Die Flüchtlingsbeauftragte des Diakoniewerks Regina Scheurer fühlt sich an das aufgeheizte Klima der 90-er Jahre erinnert: „Ich bin sehr entsetzt. Wir hatten hier im Land den Konsens, dass auf dem Rücken der Flüchtlinge keine politische Stimmung gemacht wird.“ Eindringlich warnt sie: „Wir müssen Ruhe bewahren und helfen.“

Halt, Zeit der Besinnung - Ein Kommentar von Oliver Schmeer 

Nein, die Aufwiegler, die Parolenschmierer, die Fremdenhass schüren, wird dieser Kommentar nicht erreichen. Sie sind unbelehrbar. Auch unter Anwohnern in Rheinhausen, Hamborn oder jetzt Neumühl mag es vereinzelt dumpfe Fremdfeindlichkeit geben. Bei den meisten ist es aber Sorge, Unsicherheit, Zweifel. Das muss man ernst nehmen. Viele fühlen sich durch die vergangenen Monate und die beunruhigenden Folgen des Massenexodus aus Bulgarien und Rumänien überfordert.

Zugleich vermischt sich das Problem der Armutszuwanderung aber mit den Menschen, die vor Krieg, Verfolgung fliehen, um ihr Leben fürchten. Duisburg hat fast 500 000 Einwohner. Kann es da 1000 Asylbewerber nicht verkraften?

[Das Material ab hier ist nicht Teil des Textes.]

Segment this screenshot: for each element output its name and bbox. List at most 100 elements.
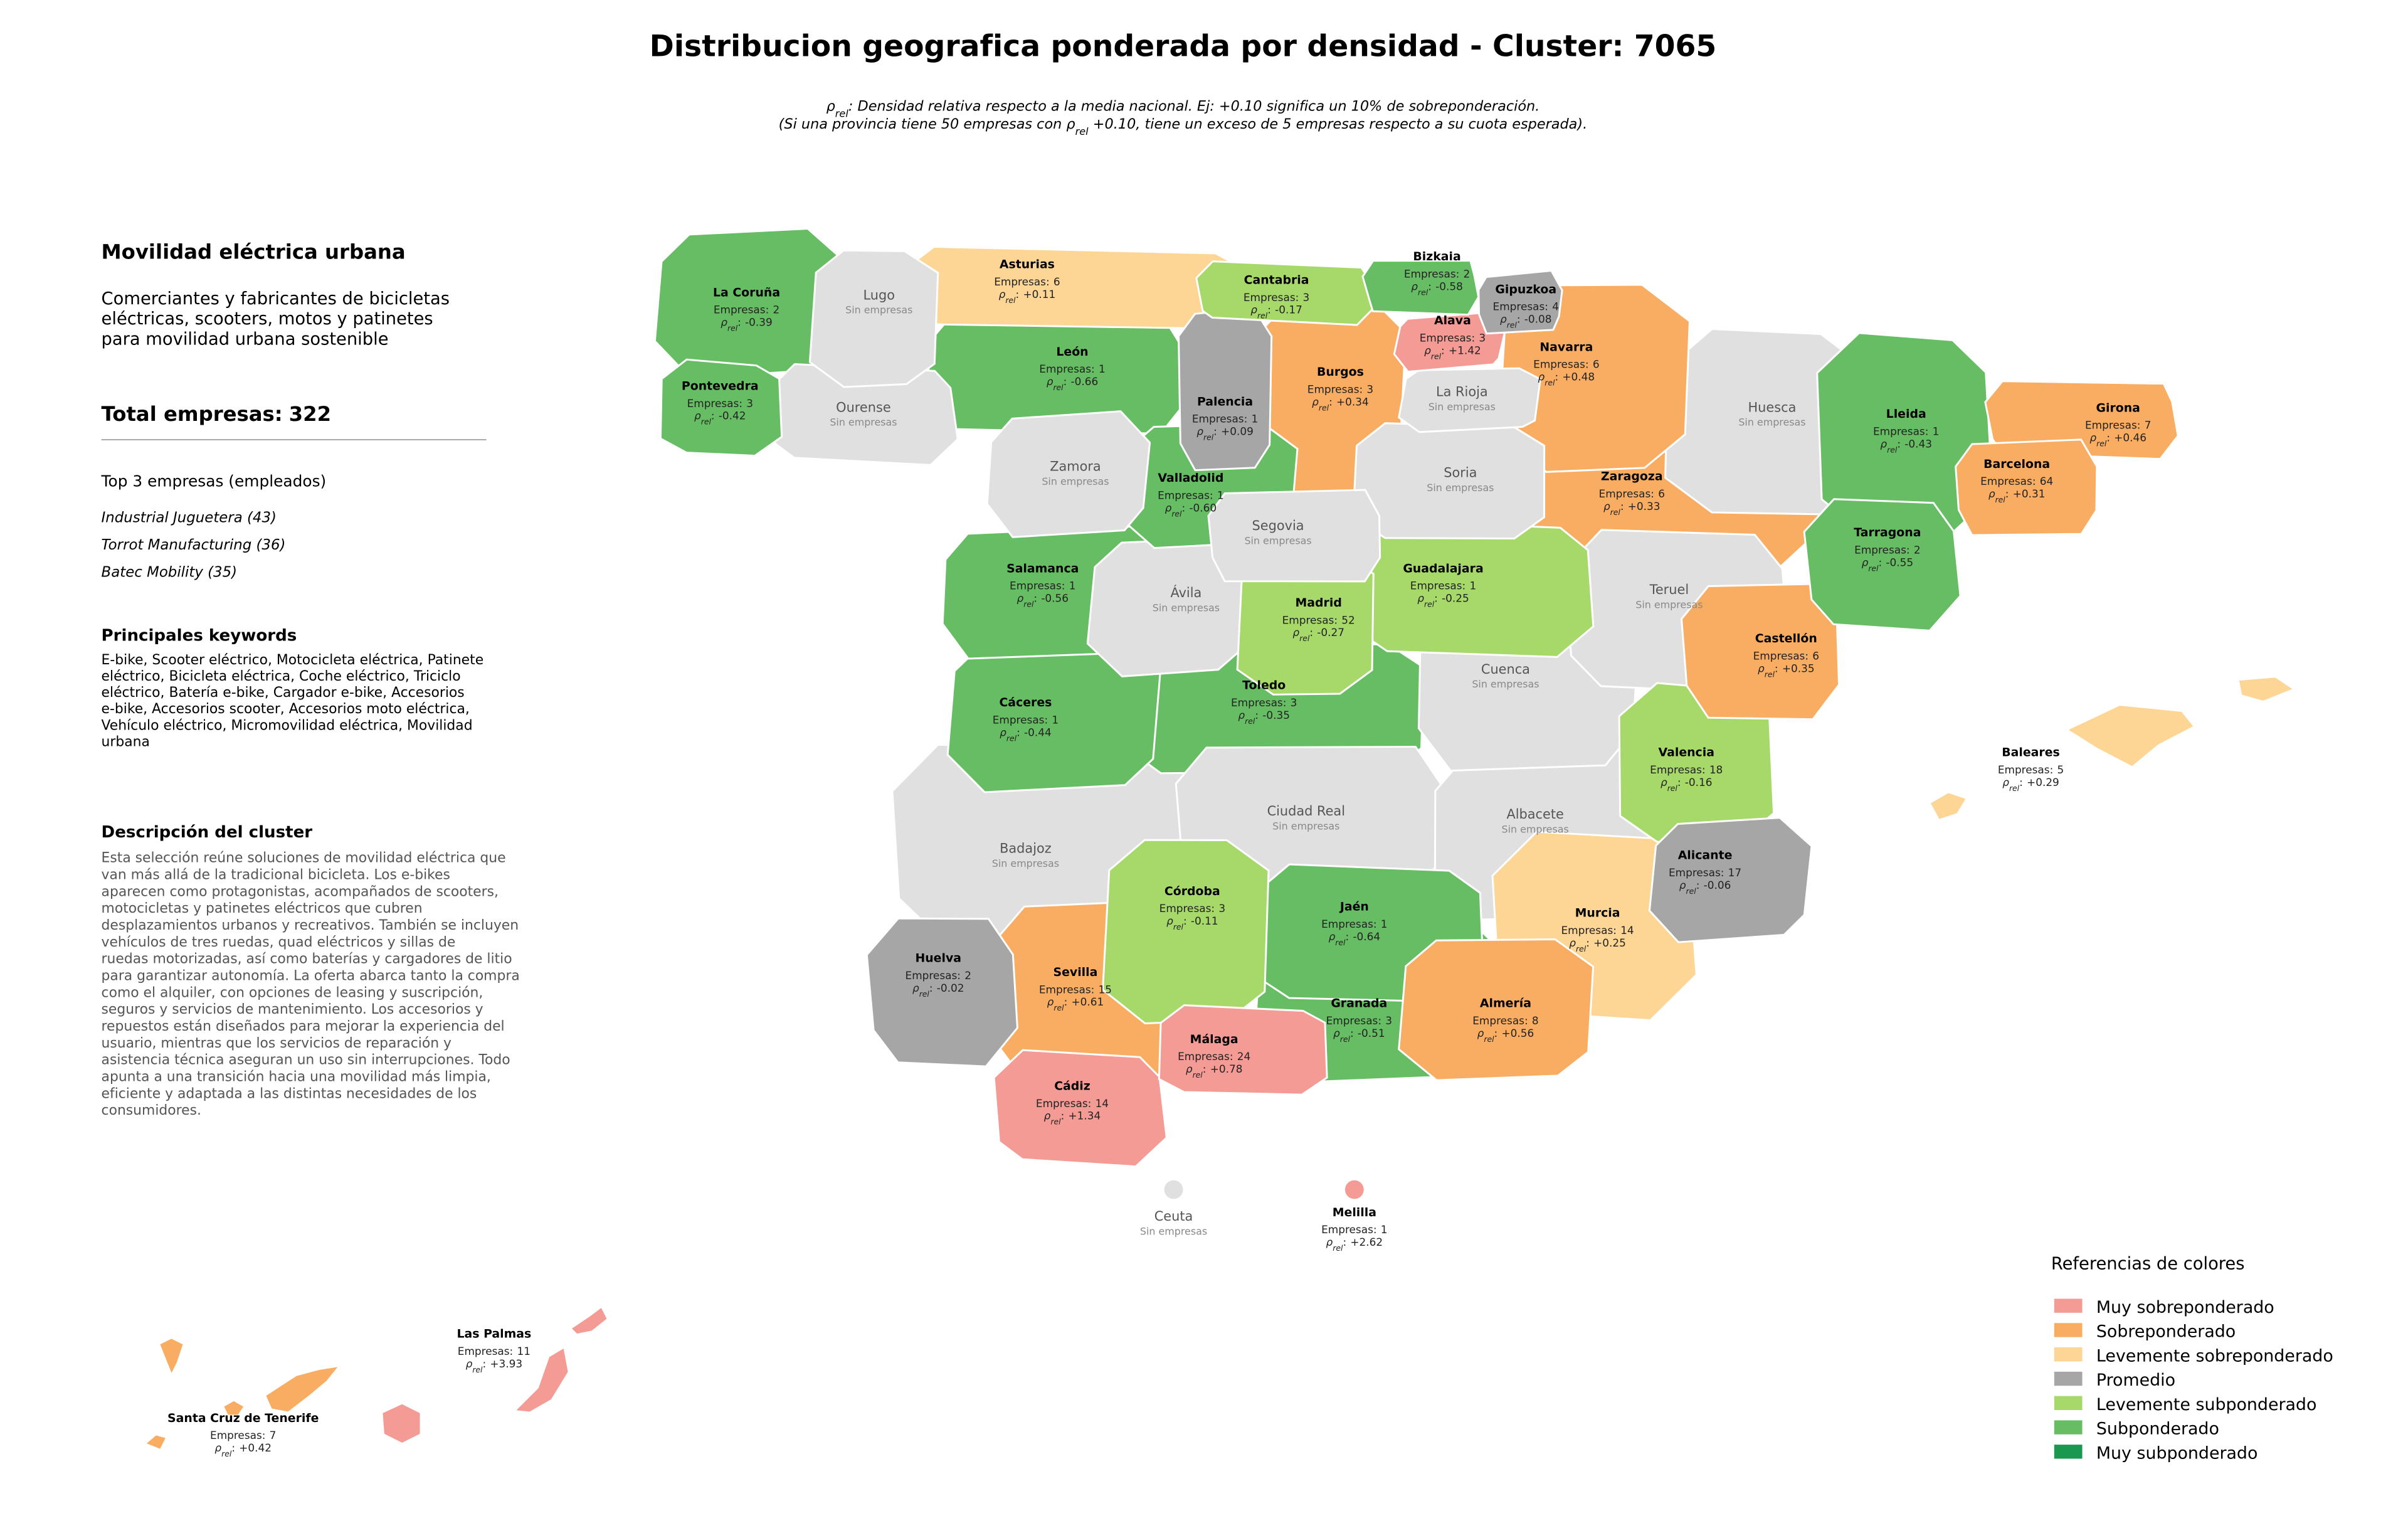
legend-swatch (2054, 1371, 2083, 1386)
province-rho: ρrel: -0.42 (694, 410, 746, 427)
count-value: 17 (1728, 866, 1742, 879)
province-rho: ρrel: -0.39 (721, 316, 773, 333)
legend-label: Muy sobreponderado (2096, 1298, 2274, 1317)
province-count: Empresas: 64 (1980, 475, 2053, 487)
province-count: Empresas: 4 (1493, 300, 1559, 313)
province-name: Cádiz (1054, 1079, 1090, 1093)
province-rho: ρrel: -0.02 (912, 982, 964, 999)
count-label: Empresas: (1282, 613, 1338, 626)
province-name: Salamanca (1006, 561, 1079, 575)
count-label: Empresas: (1307, 383, 1363, 395)
no-data-label: Sin empresas (1427, 482, 1494, 494)
province-shape (143, 1433, 169, 1451)
province-count: Empresas: 11 (458, 1345, 531, 1357)
rho-sub: rel (1050, 1117, 1061, 1126)
rho-symbol: ρ (1047, 995, 1054, 1008)
rho-symbol: ρ (1500, 313, 1507, 326)
rho-sep: : (1267, 304, 1271, 316)
subtitle: (Si una provincia tiene 50 empresas con … (779, 116, 1588, 137)
count-label: Empresas: (1854, 543, 1909, 556)
rho-sub: rel (1319, 403, 1329, 412)
count-value: 2 (1464, 268, 1471, 280)
rho-symbol: ρ (1411, 280, 1418, 292)
count-value: 1 (1252, 413, 1259, 425)
province-name: Córdoba (1164, 884, 1220, 898)
province-name: León (1056, 345, 1088, 359)
province-rho: ρrel: +2.62 (1326, 1236, 1383, 1253)
count-label: Empresas: (906, 969, 961, 982)
rho-sub: rel (472, 1364, 483, 1374)
province-name: Cáceres (999, 696, 1052, 709)
province-name: Cuenca (1481, 662, 1530, 677)
no-data-label: Sin empresas (1272, 820, 1339, 832)
count-value: 15 (1099, 983, 1112, 995)
count-label: Empresas: (1404, 268, 1459, 280)
province-name: Sevilla (1054, 965, 1098, 979)
province-shape (1648, 817, 1813, 943)
province-name: Melilla (1333, 1206, 1376, 1219)
province-name: Toledo (1242, 679, 1286, 692)
province-name: Gipuzkoa (1495, 282, 1556, 296)
no-data-label: Sin empresas (1153, 602, 1220, 613)
province-shape (1195, 260, 1376, 326)
province-count: Empresas: 5 (1998, 763, 2064, 776)
province-rho: ρrel: +0.29 (2002, 776, 2059, 793)
keywords-line: eléctrico, Batería e-bike, Cargador e-bi… (102, 685, 465, 701)
province-name: Asturias (1000, 258, 1055, 272)
province-rho: ρrel: +0.78 (1186, 1063, 1243, 1080)
rho-sub: rel (1333, 1243, 1343, 1253)
province-shape (1984, 380, 2179, 460)
description-line: para garantizar autonomía. La oferta aba… (102, 968, 520, 984)
count-label: Empresas: (1561, 924, 1616, 936)
province-shape (2237, 676, 2296, 703)
rho-sub: rel (221, 1449, 232, 1458)
top-item: Industrial Juguetera (43) (102, 510, 277, 526)
province-name: Lugo (863, 287, 895, 302)
count-value: 3 (1385, 1014, 1392, 1027)
rho-sep: : (711, 410, 715, 422)
no-data-label: Sin empresas (1140, 1226, 1207, 1238)
rho-value: -0.39 (745, 316, 773, 329)
rho-sub: rel (1545, 378, 1555, 387)
subtitle: ρrel: Densidad relativa respecto a la me… (826, 98, 1540, 120)
top-heading: Top 3 empresas (empleados) (101, 472, 327, 491)
province-count: Empresas: 6 (994, 275, 1060, 288)
province-count: Empresas: 3 (1244, 291, 1309, 304)
description-line: asistencia técnica aseguran un uso sin i… (102, 1053, 510, 1068)
province-count: Empresas: 2 (906, 969, 971, 982)
count-value: 1 (1052, 713, 1059, 726)
rho-value: +0.11 (1023, 288, 1055, 300)
rho-symbol: ρ (1661, 776, 1667, 788)
count-value: 3 (1291, 696, 1297, 709)
description-line: usuario, mientras que los servicios de r… (102, 1036, 452, 1051)
rho-symbol: ρ (1017, 592, 1023, 605)
panel-summary: para movilidad urbana sostenible (102, 329, 389, 349)
province-name: Teruel (1649, 582, 1689, 597)
count-label: Empresas: (1321, 1223, 1376, 1236)
count-value: 2 (964, 969, 971, 982)
province-name: Soria (1444, 465, 1477, 480)
count-value: 6 (1593, 358, 1600, 371)
province-name: Zaragoza (1601, 470, 1663, 484)
rho-sep: : (1620, 500, 1624, 512)
rho-value: +0.46 (2114, 432, 2147, 444)
province-count: Empresas: 1 (1873, 425, 1939, 438)
province-count: Empresas: 24 (1178, 1050, 1250, 1063)
province-count: Empresas: 3 (1231, 696, 1297, 709)
count-label: Empresas: (1753, 649, 1809, 662)
legend-swatch (2054, 1323, 2083, 1337)
count-value: 24 (1237, 1050, 1251, 1063)
province-name: Ceuta (1154, 1209, 1193, 1224)
rho-sep: : (1061, 1110, 1065, 1122)
count-value: 3 (746, 397, 753, 410)
rho-sep: : (1586, 936, 1590, 949)
rho-value: -0.66 (1071, 375, 1099, 388)
rho-sep: : (1441, 344, 1445, 356)
rho-value: +0.29 (2027, 776, 2059, 788)
rho-sub: rel (1418, 287, 1428, 297)
province-count: Empresas: 7 (210, 1429, 276, 1441)
province-shape (659, 358, 783, 457)
rho-sub: rel (1995, 494, 2006, 504)
rho-sep: : (1775, 662, 1778, 674)
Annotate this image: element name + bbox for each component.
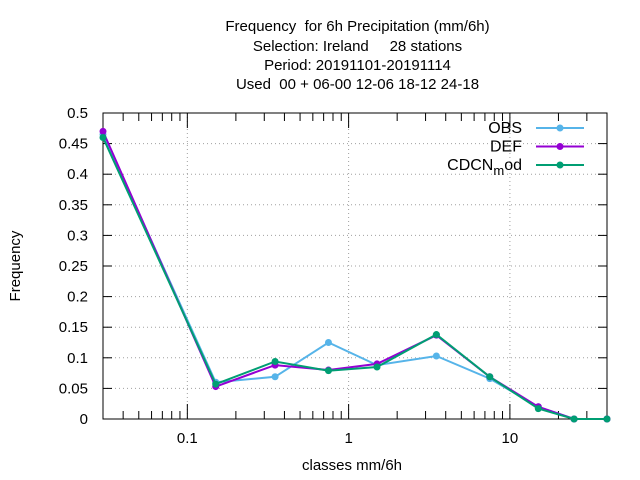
chart-title-line-2: Selection: Ireland 28 stations bbox=[252, 38, 463, 55]
y-axis-label: Frequency bbox=[7, 230, 24, 301]
x-tick-label: 10 bbox=[502, 430, 519, 447]
chart-title-line-4: Used 00 + 06-00 12-06 18-12 24-18 bbox=[235, 76, 480, 93]
y-tick-label: 0.4 bbox=[67, 166, 88, 183]
data-point-cdcn bbox=[534, 405, 542, 413]
data-point-cdcn bbox=[373, 363, 381, 371]
y-tick-label: 0.25 bbox=[59, 258, 88, 275]
legend-label-def: DEF bbox=[490, 139, 522, 156]
data-point-cdcn bbox=[99, 133, 107, 141]
plot-frame bbox=[102, 112, 608, 420]
y-tick-label: 0.5 bbox=[67, 105, 88, 122]
data-point-cdcn bbox=[212, 380, 220, 388]
data-point-def bbox=[99, 127, 107, 135]
data-point-cdcn bbox=[486, 373, 494, 381]
data-point-obs bbox=[271, 373, 279, 381]
legend-marker-cdcn bbox=[556, 161, 564, 169]
chart-title-line-3: Period: 20191101-20191114 bbox=[264, 57, 451, 74]
series-line-cdcn bbox=[102, 137, 607, 420]
y-tick-label: 0.1 bbox=[67, 350, 88, 367]
y-tick-label: 0.35 bbox=[59, 197, 88, 214]
series-lines bbox=[99, 127, 611, 423]
y-tick-label: 0.15 bbox=[59, 319, 88, 336]
data-point-cdcn bbox=[271, 357, 279, 365]
legend-marker-obs bbox=[556, 124, 564, 132]
data-point-cdcn bbox=[432, 331, 440, 339]
tick-labels: 0 0.05 0.1 0.15 0.2 0.25 0.3 0.35 0.4 0.45 0.5 0.1 1… bbox=[59, 105, 518, 447]
data-point-obs bbox=[432, 352, 440, 360]
data-point-obs bbox=[324, 339, 332, 346]
data-point-cdcn bbox=[603, 415, 611, 423]
y-tick-label: 0.2 bbox=[67, 289, 88, 306]
data-point-cdcn bbox=[570, 415, 578, 423]
grid-lines bbox=[103, 113, 607, 419]
chart-title-line-1: Frequency for 6h Precipitation (mm/6h) bbox=[225, 18, 490, 35]
y-tick-label: 0.05 bbox=[59, 380, 88, 397]
y-tick-label: 0 bbox=[80, 411, 88, 428]
x-axis-label: classes mm/6h bbox=[302, 457, 402, 474]
series-line-obs bbox=[102, 133, 607, 420]
legend-marker-def bbox=[556, 143, 564, 150]
legend-label-obs: OBS bbox=[488, 120, 522, 137]
x-tick-label: 0.1 bbox=[177, 430, 198, 447]
data-point-cdcn bbox=[324, 367, 332, 375]
y-tick-label: 0.3 bbox=[67, 227, 88, 244]
y-tick-label: 0.45 bbox=[59, 136, 88, 153]
legend-label-cdcn: CDCNmod bbox=[447, 157, 522, 178]
x-tick-label: 1 bbox=[344, 430, 352, 447]
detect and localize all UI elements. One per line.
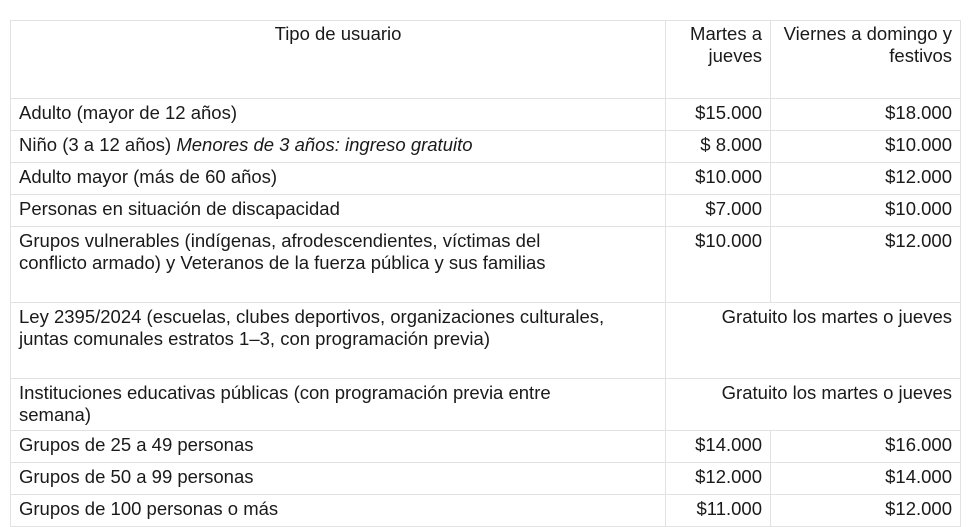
cell-tipo: Adulto (mayor de 12 años) (10, 98, 666, 131)
tipo-note: Menores de 3 años: ingreso gratuito (176, 134, 473, 155)
cell-tipo: Ley 2395/2024 (escuelas, clubes deportiv… (10, 302, 666, 379)
cell-tipo: Adulto mayor (más de 60 años) (10, 162, 666, 195)
table-row: Grupos vulnerables (indígenas, afrodesce… (10, 226, 961, 303)
cell-viernes-festivos: $12.000 (770, 226, 961, 303)
table-row: Niño (3 a 12 años) Menores de 3 años: in… (10, 130, 961, 163)
cell-tarifa: Gratuito los martes o jueves (665, 302, 961, 379)
cell-viernes-festivos: $12.000 (770, 162, 961, 195)
cell-tipo: Grupos de 25 a 49 personas (10, 430, 666, 463)
cell-viernes-festivos: $10.000 (770, 194, 961, 227)
cell-viernes-festivos: $14.000 (770, 462, 961, 495)
table-row: Grupos de 25 a 49 personas $14.000 $16.0… (10, 430, 961, 463)
cell-tipo: Personas en situación de discapacidad (10, 194, 666, 227)
header-viernes-festivos: Viernes a domingo y festivos (770, 20, 961, 99)
header-tipo: Tipo de usuario (10, 20, 666, 99)
cell-martes-jueves: $10.000 (665, 226, 771, 303)
table-row: Grupos de 100 personas o más $11.000 $12… (10, 494, 961, 527)
table-row: Adulto mayor (más de 60 años) $10.000 $1… (10, 162, 961, 195)
tipo-text: Niño (3 a 12 años) (19, 134, 172, 155)
cell-tipo: Grupos de 50 a 99 personas (10, 462, 666, 495)
header-martes-jueves: Martes a jueves (665, 20, 771, 99)
table-row: Adulto (mayor de 12 años) $15.000 $18.00… (10, 98, 961, 131)
cell-tipo: Instituciones educativas públicas (con p… (10, 378, 666, 431)
cell-viernes-festivos: $18.000 (770, 98, 961, 131)
cell-tipo: Grupos de 100 personas o más (10, 494, 666, 527)
cell-martes-jueves: $11.000 (665, 494, 771, 527)
cell-martes-jueves: $10.000 (665, 162, 771, 195)
table-row: Grupos de 50 a 99 personas $12.000 $14.0… (10, 462, 961, 495)
cell-tipo: Niño (3 a 12 años) Menores de 3 años: in… (10, 130, 666, 163)
cell-viernes-festivos: $12.000 (770, 494, 961, 527)
cell-viernes-festivos: $10.000 (770, 130, 961, 163)
table-row: Ley 2395/2024 (escuelas, clubes deportiv… (10, 302, 961, 379)
cell-martes-jueves: $12.000 (665, 462, 771, 495)
cell-martes-jueves: $14.000 (665, 430, 771, 463)
cell-martes-jueves: $15.000 (665, 98, 771, 131)
table-row: Personas en situación de discapacidad $7… (10, 194, 961, 227)
cell-martes-jueves: $ 8.000 (665, 130, 771, 163)
cell-viernes-festivos: $16.000 (770, 430, 961, 463)
cell-tipo: Grupos vulnerables (indígenas, afrodesce… (10, 226, 666, 303)
cell-tarifa: Gratuito los martes o jueves (665, 378, 961, 431)
price-table: Tipo de usuario Martes a jueves Viernes … (10, 20, 961, 527)
table-header: Tipo de usuario Martes a jueves Viernes … (10, 20, 961, 99)
table-row: Instituciones educativas públicas (con p… (10, 378, 961, 431)
cell-martes-jueves: $7.000 (665, 194, 771, 227)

Doch wie sollen die Bürger dies zumindest akzeptieren, wenn ihre politischen Volksvertreter, namentlich auch von CDU und SPD, ebenfalls reflexartig überall sofort rufen „hier nicht“. Mal plump, mal verklausuliert, mal mit scheinheiligen Begründungen, dass man die „armen Flüchtlinge“ so nicht unterbringen könne, und man sich vermeintlich um das Wohl seines Stadtteils bemüht. Das ist billiger Stimmenfang und Populismus, ja auch feige. So verliert die Stadt ihren gesellschaftlichen Konsens und lässt man Duisburg vor die Wand fahren. Es ist höchste Zeit, sich zu besinnen.